Three days after another spraying in December 2018, we gathered similar samples of leaves that exhibited characteristic damage from a contact herbicide.
Leafy crops sampled from two locations along the border with Israel in East Gaza and Juhor ad Dik, hundreds of metres into Gaza, revealed visible damage from fungal pathogens, insect feeding, and possible herbicide drift carried by the wind into Gaza. Corroborating human testimony on the ground, leaves of plants along the Israel-Gaza border function like sensors, recording memories of environmental violence.
Aerial spraying: Less control, unpredictable damage
When analysing the elements of a single spraying event on 5 April 2017, the testimonies of farmers, satellite imagery, and drift analysis we have gathered all confirm that agricultural lands more than 300m from Gaza’s eastern border experienced damage, and with concentrations of herbicides above the recommended amounts for drift, according to the European Union.
Evidence derived from vegetation on the ground, civilian testimony, and the environmental elements mobilized in the spraying event all correspond to show that the Israeli practice of aerial fumigation at times when the wind is blowing into Gaza causes damage to farmland hundreds of metres inside the besieged strip.
This confirms that as a practice for the clearing of vegetation, aerial spraying causes indiscriminate damage: the effects are less readily controllable, and the extent of damage to Palestinian farmland per spray is largely unpredictable. As such, the Israeli military cannot guarantee the reach of the chemicals it sprays by air, nor ensure that those chemicals remain proportionate to the declared objective of improving visibility for security operations.
Israeli military authorities continue to reject calls to end the practice of aerial herbicide spraying along the border with the Gaza Strip. Israel does not coordinate or share the proposed timing of planned operations with the Palestinian Ministry of Agriculture, the International Committee of the Red Cross, or with Gazan farmers, a practice which could mitigate some of the harm to those farmers’ property, and possibly to the surrounding environment as well.
Damage to land, health and livelihoods
The inability to control both the effects and reach of this ongoing military practice along the eastern border enacts a heavy price on Gaza’s farming community and the broader civilian population.
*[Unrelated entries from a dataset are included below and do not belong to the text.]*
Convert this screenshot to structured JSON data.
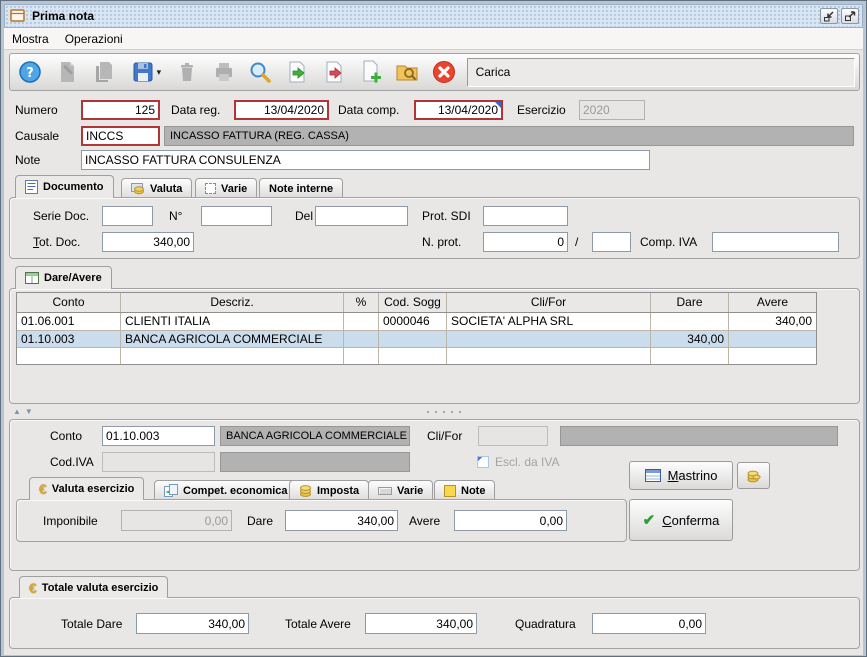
{
  "window": {
    "title": "Prima nota",
    "controls": [
      "iconify",
      "maximize"
    ]
  },
  "menu": {
    "items": [
      "Mostra",
      "Operazioni"
    ]
  },
  "toolbar": {
    "status": "Carica",
    "icons": [
      "help",
      "edit",
      "duplicate",
      "save",
      "delete",
      "print",
      "search",
      "import-document",
      "export-document",
      "new-document",
      "search-archive",
      "cancel"
    ]
  },
  "header": {
    "numero_label": "Numero",
    "numero": "125",
    "data_reg_label": "Data reg.",
    "data_reg": "13/04/2020",
    "data_comp_label": "Data comp.",
    "data_comp": "13/04/2020",
    "esercizio_label": "Esercizio",
    "esercizio": "2020",
    "causale_label": "Causale",
    "causale": "INCCS",
    "causale_desc": "INCASSO FATTURA (REG. CASSA)",
    "note_label": "Note",
    "note": "INCASSO FATTURA CONSULENZA"
  },
  "documento_tabs": {
    "tabs": [
      "Documento",
      "Valuta",
      "Varie",
      "Note interne"
    ],
    "active": "Documento"
  },
  "documento": {
    "serie_doc_label": "Serie Doc.",
    "serie_doc": "",
    "n_label": "N°",
    "n": "",
    "del_label": "Del",
    "del": "",
    "prot_sdi_label": "Prot. SDI",
    "prot_sdi": "",
    "tot_doc_label": "Tot. Doc.",
    "tot_doc": "340,00",
    "n_prot_label": "N. prot.",
    "n_prot": "0",
    "slash": "/",
    "n_prot2": "",
    "comp_iva_label": "Comp. IVA",
    "comp_iva": ""
  },
  "grid": {
    "tab_label": "Dare/Avere",
    "columns": [
      "Conto",
      "Descriz.",
      "%",
      "Cod. Sogg",
      "Cli/For",
      "Dare",
      "Avere"
    ],
    "rows": [
      {
        "conto": "01.06.001",
        "descr": "CLIENTI ITALIA",
        "pct": "",
        "cod_sogg": "0000046",
        "cli_for": "SOCIETA' ALPHA SRL",
        "dare": "",
        "avere": "340,00"
      },
      {
        "conto": "01.10.003",
        "descr": "BANCA AGRICOLA COMMERCIALE",
        "pct": "",
        "cod_sogg": "",
        "cli_for": "",
        "dare": "340,00",
        "avere": ""
      },
      {
        "conto": "",
        "descr": "",
        "pct": "",
        "cod_sogg": "",
        "cli_for": "",
        "dare": "",
        "avere": ""
      }
    ],
    "selected_row_index": 1
  },
  "detail": {
    "conto_label": "Conto",
    "conto": "01.10.003",
    "conto_desc": "BANCA AGRICOLA COMMERCIALE",
    "cli_for_label": "Cli/For",
    "cli_for": "",
    "cli_for_desc": "",
    "cod_iva_label": "Cod.IVA",
    "cod_iva": "",
    "cod_iva_desc": "",
    "escl_iva_label": "Escl. da IVA",
    "tabs": [
      "Valuta esercizio",
      "Compet. economica",
      "Imposta",
      "Varie",
      "Note"
    ],
    "active_tab": "Valuta esercizio",
    "imponibile_label": "Imponibile",
    "imponibile": "0,00",
    "dare_label": "Dare",
    "dare": "340,00",
    "avere_label": "Avere",
    "avere": "0,00",
    "mastrino_label": "Mastrino",
    "conferma_label": "Conferma"
  },
  "totals": {
    "tab_label": "Totale valuta esercizio",
    "totale_dare_label": "Totale Dare",
    "totale_dare": "340,00",
    "totale_avere_label": "Totale Avere",
    "totale_avere": "340,00",
    "quadratura_label": "Quadratura",
    "quadratura": "0,00"
  },
  "colors": {
    "mandatory_border": "#b23535",
    "selected_row": "#cbdcec",
    "disabled_field": "#b2b2b2",
    "titlebar": "#d9e5f2"
  }
}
The Palestinian Ministry of Agriculture estimates that between 2014 and 2018, herbicide spraying damaged upwards of 13,000 dunams of farmland in Gaza. The NGO Al-Mezan has further warned that, in addition to crop damage, the long-term consumption by livestock of plants affected by the sprayed chemicals has negative effects that may harm the health of humans who then consume meat from those livestock.
In the context of an ongoing Israeli blockade—with restrictions on the movement of people and goods into Gaza, and diminishing possibilities for farmers to cultivate land, maintain livelihoods, raise livestock, and to fish—the agricultural lands along Gaza’s eastern border are an important part of the food security of its population.
Eruptive violence
Along with the regular bulldozing and flattening of residential and farm land, aerial herbicide spraying is one part of a slow process of ‘desertification’, that has transformed a once lush and agriculturally active border zone into parched ground, cleared of vegetation.
These practices have provided the Israeli military with visibility along the eastern border of Gaza—a visibility that has also left Palestinian civilians, including farmers, youth and families, further exposed to Israeli fire from hundreds of metres away.
The slow violence of spatial degradation through the mobilisation of environmental elements thus accelerates into an eruptive violence.